How to Use a JSON Formatter: From Minified Blob to Readable Tree
When you work with REST APIs, you often get JSON responses that look like a wall of text — no line breaks, no indentation, everything smashed together. That is where a JSON formatter becomes essential.
Step 1: Copy Your JSON
Grab your JSON from wherever it lives: an API response in Postman, a .json configuration file, or the browser Network tab. Paste it into the JSON Formatter input box.
Step 2: Hit Format
Click the Format button. The tool parses your JSON and re-serializes it with 2-space indentation. Each level of nesting becomes visually distinct. If there is a syntax error — a missing comma, a trailing comma, an unclosed bracket — the tool highlights it immediately.
Step 3: Use the Tree View
Switch to Tree mode for a collapsible tree representation. Click the arrow next to any object or array to fold or unfold its contents. This is invaluable for navigating large JSON documents — API responses with hundreds of fields, GeoJSON data, or deeply nested configuration files.
Step 4: Validate and Debug
The formatter also acts as a validator. Common issues it catches:
- Single quotes instead of double quotes (JSON spec requires double quotes)
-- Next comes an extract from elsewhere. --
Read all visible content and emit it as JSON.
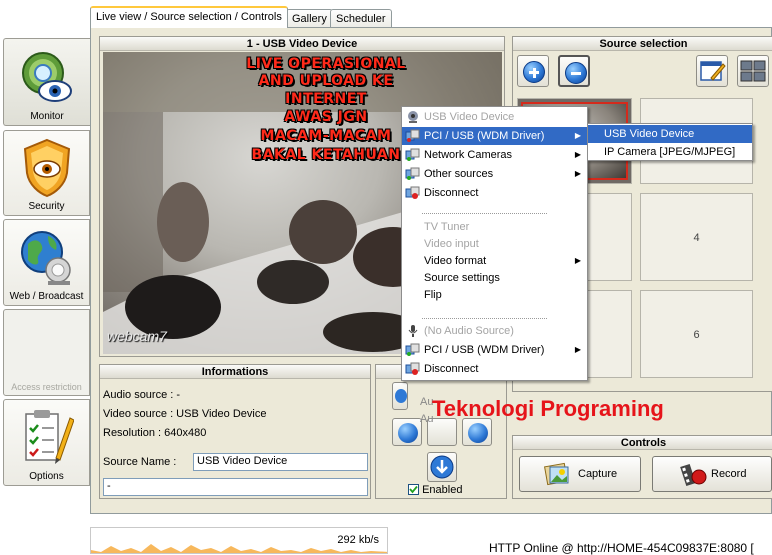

- Trailing commas after the last element in an array or object
- Missing colons or commas between key-value pairs
- Unquoted property names
Fix the errors, hit Format again, and copy the clean output for your documentation, code comments, or bug reports.
Bonus: Minify for Production
Once you have validated your JSON, use the JSON Minifier to compress it back to a single line for production use. Smaller payloads mean faster API responses and lower bandwidth costs.